Date of hearing: 17 July, 1985
Date of Judgment: 20 July, 1985
(Landlord and Tenant − Notice to Quit − Summary Judgment for possession of shop premises − correspondence regarding possible extension of tenancy after Notice to Quit − written material on which appellants could seriously contend that further tenancy granted − not an appropriate case for Land Transfer Act S. 169.)
Mr H. K. Nagin for the Appellants.
Mr H. Lateef for the Respondent.
Appeal from a decision of the Supreme Court giving vacant possession to the respondent owner of certain shop premises pursuant to an order for summary judgment under the Land Transfer Act S. 169.
The appellants held a 5 year tenancy of the shop (rental $600 per month), expiring on 31 October 1984.
On 11 July 1984 the respondent wrote to the appellants requiring them to vacate on that date. On the same day appellants wrote to a Director of the respondent Company asking him to grant a new tenancy for at least 3 years, offering rent at $900 per month.

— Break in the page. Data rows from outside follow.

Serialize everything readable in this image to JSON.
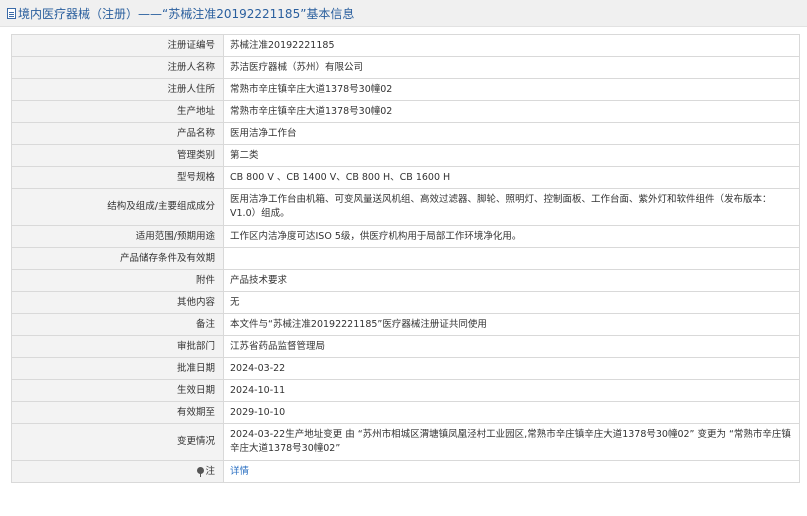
{
  "header": {
    "title": "境内医疗器械（注册）——“苏械注准20192221185”基本信息",
    "icon": "document-icon"
  },
  "rows": [
    {
      "label": "注册证编号",
      "value": "苏械注准20192221185"
    },
    {
      "label": "注册人名称",
      "value": "苏洁医疗器械（苏州）有限公司"
    },
    {
      "label": "注册人住所",
      "value": "常熟市辛庄镇辛庄大道1378号30幢02"
    },
    {
      "label": "生产地址",
      "value": "常熟市辛庄镇辛庄大道1378号30幢02"
    },
    {
      "label": "产品名称",
      "value": "医用洁净工作台"
    },
    {
      "label": "管理类别",
      "value": "第二类"
    },
    {
      "label": "型号规格",
      "value": "CB 800 V 、CB 1400 V、CB 800 H、CB 1600 H"
    },
    {
      "label": "结构及组成/主要组成成分",
      "value": "医用洁净工作台由机箱、可变风量送风机组、高效过滤器、脚轮、照明灯、控制面板、工作台面、紫外灯和软件组件（发布版本：V1.0）组成。"
    },
    {
      "label": "适用范围/预期用途",
      "value": "工作区内洁净度可达ISO 5级，供医疗机构用于局部工作环境净化用。"
    },
    {
      "label": "产品储存条件及有效期",
      "value": ""
    },
    {
      "label": "附件",
      "value": "产品技术要求"
    },
    {
      "label": "其他内容",
      "value": "无"
    },
    {
      "label": "备注",
      "value": "本文件与“苏械注准20192221185”医疗器械注册证共同使用"
    },
    {
      "label": "审批部门",
      "value": "江苏省药品监督管理局"
    },
    {
      "label": "批准日期",
      "value": "2024-03-22"
    },
    {
      "label": "生效日期",
      "value": "2024-10-11"
    },
    {
      "label": "有效期至",
      "value": "2029-10-10"
    },
    {
      "label": "变更情况",
      "value": "2024-03-22生产地址变更 由 “苏州市相城区渭塘镇凤凰泾村工业园区,常熟市辛庄镇辛庄大道1378号30幢02” 变更为 “常熟市辛庄镇辛庄大道1378号30幢02”"
    }
  ],
  "note_row": {
    "label": "注",
    "icon": "pin-icon",
    "link_text": "详情",
    "link_color": "#2a6fc2"
  }
}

The Director wrote back stating inter alia
"If you wish to continue as our temporary tenant until my return I am prepared to extend your stay for three months as our tenant, but there will be no Lease to your shop and you must pay $900 per month from 15 November 1984 to 15 February 1985 ....."

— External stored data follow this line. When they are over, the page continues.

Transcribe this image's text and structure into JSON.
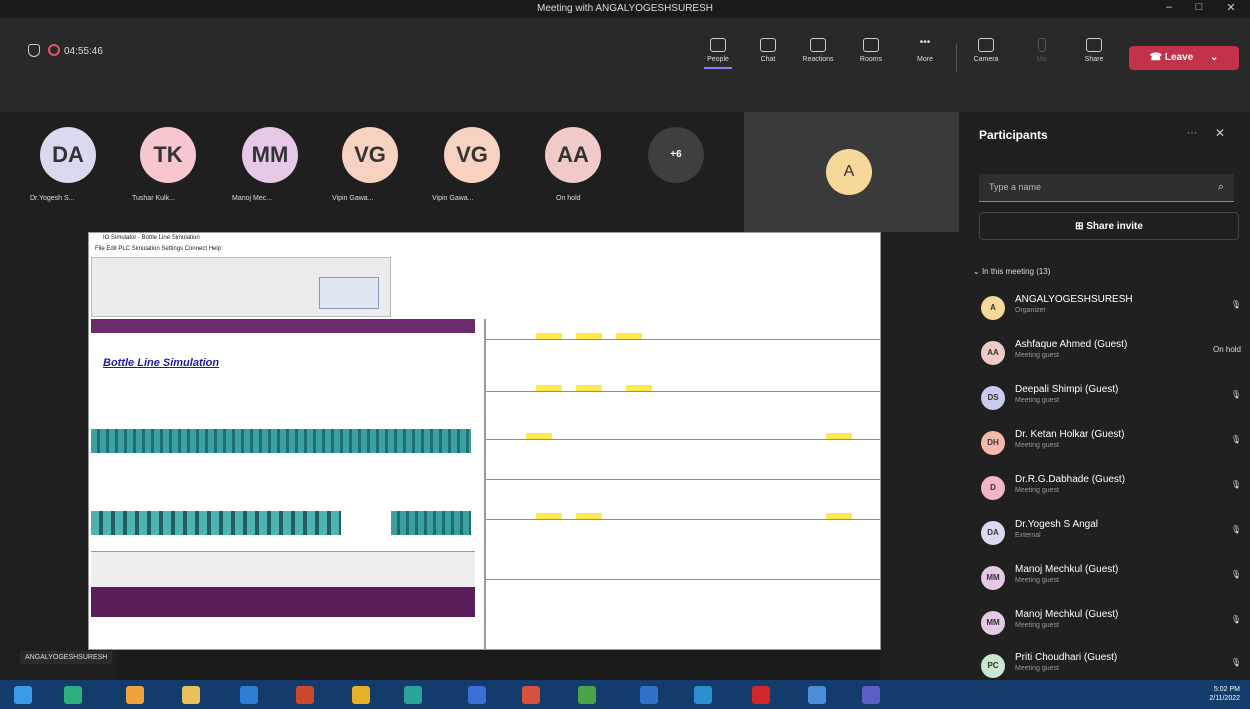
{
  "window": {
    "title": "Meeting with ANGALYOGESHSURESH"
  },
  "toolbar": {
    "timer": "04:55:46",
    "items": [
      {
        "label": "People"
      },
      {
        "label": "Chat"
      },
      {
        "label": "Reactions"
      },
      {
        "label": "Rooms"
      },
      {
        "label": "More"
      },
      {
        "label": "Camera"
      },
      {
        "label": "Mic"
      },
      {
        "label": "Share"
      }
    ],
    "leave_label": "Leave"
  },
  "gallery": [
    {
      "initials": "DA",
      "name": "Dr.Yogesh S...",
      "color": "#d9d9ef"
    },
    {
      "initials": "TK",
      "name": "Tushar Kulk...",
      "color": "#f7c6cf"
    },
    {
      "initials": "MM",
      "name": "Manoj Mec...",
      "color": "#e6c9e6"
    },
    {
      "initials": "VG",
      "name": "Vipin Gawa...",
      "color": "#f8d2c1"
    },
    {
      "initials": "VG",
      "name": "Vipin Gawa...",
      "color": "#f8d2c1"
    },
    {
      "initials": "AA",
      "name": "On hold",
      "color": "#f0c9c9"
    },
    {
      "initials": "+6",
      "name": "",
      "color": "#3f3f3f"
    }
  ],
  "spotlight": {
    "initials": "A"
  },
  "shared_screen": {
    "app_title": "IO Simulator - Bottle Line Simulation",
    "menu": "File  Edit  PLC  Simulation  Settings  Connect  Help",
    "sim_title": "Bottle Line Simulation"
  },
  "self_label": "ANGALYOGESHSURESH",
  "participants": {
    "title": "Participants",
    "search_placeholder": "Type a name",
    "share_invite": "Share invite",
    "section_label": "In this meeting (13)",
    "list": [
      {
        "initials": "A",
        "name": "ANGALYOGESHSURESH",
        "role": "Organizer",
        "color": "#f6d89a",
        "right": ""
      },
      {
        "initials": "AA",
        "name": "Ashfaque Ahmed (Guest)",
        "role": "Meeting guest",
        "color": "#f0c9c9",
        "right": "On hold"
      },
      {
        "initials": "DS",
        "name": "Deepali Shimpi (Guest)",
        "role": "Meeting guest",
        "color": "#c9cbef",
        "right": ""
      },
      {
        "initials": "DH",
        "name": "Dr. Ketan Holkar (Guest)",
        "role": "Meeting guest",
        "color": "#f4b9a8",
        "right": ""
      },
      {
        "initials": "D",
        "name": "Dr.R.G.Dabhade (Guest)",
        "role": "Meeting guest",
        "color": "#f3b6c6",
        "right": ""
      },
      {
        "initials": "DA",
        "name": "Dr.Yogesh S Angal",
        "role": "External",
        "color": "#d9d9ef",
        "right": ""
      },
      {
        "initials": "MM",
        "name": "Manoj Mechkul (Guest)",
        "role": "Meeting guest",
        "color": "#e6c9e6",
        "right": ""
      },
      {
        "initials": "MM",
        "name": "Manoj Mechkul (Guest)",
        "role": "Meeting guest",
        "color": "#e6c9e6",
        "right": ""
      },
      {
        "initials": "PC",
        "name": "Priti Choudhari (Guest)",
        "role": "Meeting guest",
        "color": "#c9e6cf",
        "right": ""
      }
    ]
  },
  "taskbar": {
    "time": "5:02 PM",
    "date": "2/11/2022"
  },
  "colors": {
    "accent": "#7f85f5",
    "leave": "#c4314b",
    "taskbar": "#133c6d"
  }
}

................................ please confirm whether you wish to continue as our temporary tenant under ............................ (these) terms and conditions.
On 21 November 1984 without replying the appellants paid the increased rent of $900 for November.

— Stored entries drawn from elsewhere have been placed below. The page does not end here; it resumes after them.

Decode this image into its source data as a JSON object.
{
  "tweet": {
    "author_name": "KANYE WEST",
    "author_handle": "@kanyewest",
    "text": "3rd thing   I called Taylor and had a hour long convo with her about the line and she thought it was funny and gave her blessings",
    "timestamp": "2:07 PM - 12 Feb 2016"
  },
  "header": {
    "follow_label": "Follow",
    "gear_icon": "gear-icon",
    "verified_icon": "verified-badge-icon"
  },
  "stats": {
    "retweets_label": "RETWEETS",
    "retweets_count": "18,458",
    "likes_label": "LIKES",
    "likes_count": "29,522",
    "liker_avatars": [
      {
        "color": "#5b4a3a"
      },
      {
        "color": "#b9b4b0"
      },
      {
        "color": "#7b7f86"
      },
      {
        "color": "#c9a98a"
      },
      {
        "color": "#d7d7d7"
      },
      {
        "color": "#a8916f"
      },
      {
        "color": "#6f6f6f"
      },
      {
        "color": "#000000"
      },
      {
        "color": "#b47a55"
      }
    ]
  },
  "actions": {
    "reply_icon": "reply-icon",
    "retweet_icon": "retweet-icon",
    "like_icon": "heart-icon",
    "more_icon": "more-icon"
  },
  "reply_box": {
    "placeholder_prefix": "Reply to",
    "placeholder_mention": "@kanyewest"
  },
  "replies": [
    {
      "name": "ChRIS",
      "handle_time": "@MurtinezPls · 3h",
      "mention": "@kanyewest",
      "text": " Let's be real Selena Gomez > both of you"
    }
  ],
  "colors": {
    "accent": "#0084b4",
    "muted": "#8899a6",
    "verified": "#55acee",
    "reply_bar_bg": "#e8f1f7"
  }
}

On 27 December 1984 the respondent served a notice to the appellant worded:-
"Dear Sirs
RE: HONSON BUILDING
On instructions received from our abovenamed client we hereby give you notice to vacate the premises on or before the 31st January 1985.
You are no doubt aware that the Leasing Agreement entered into between yourselves and our abovenamed client in respect of leasing a shop premises in its building situated in Thompson Street, in the City of Suva expired on the 30th November 1984. Since the expiry of the lease you became a monthly tenant having paid rent for December 1984.
As you are aware that the premises which you were leasing is a commercial one and since the Lease has expired our client is entitled to give you one calendar month's notice to vacate the premises ..............."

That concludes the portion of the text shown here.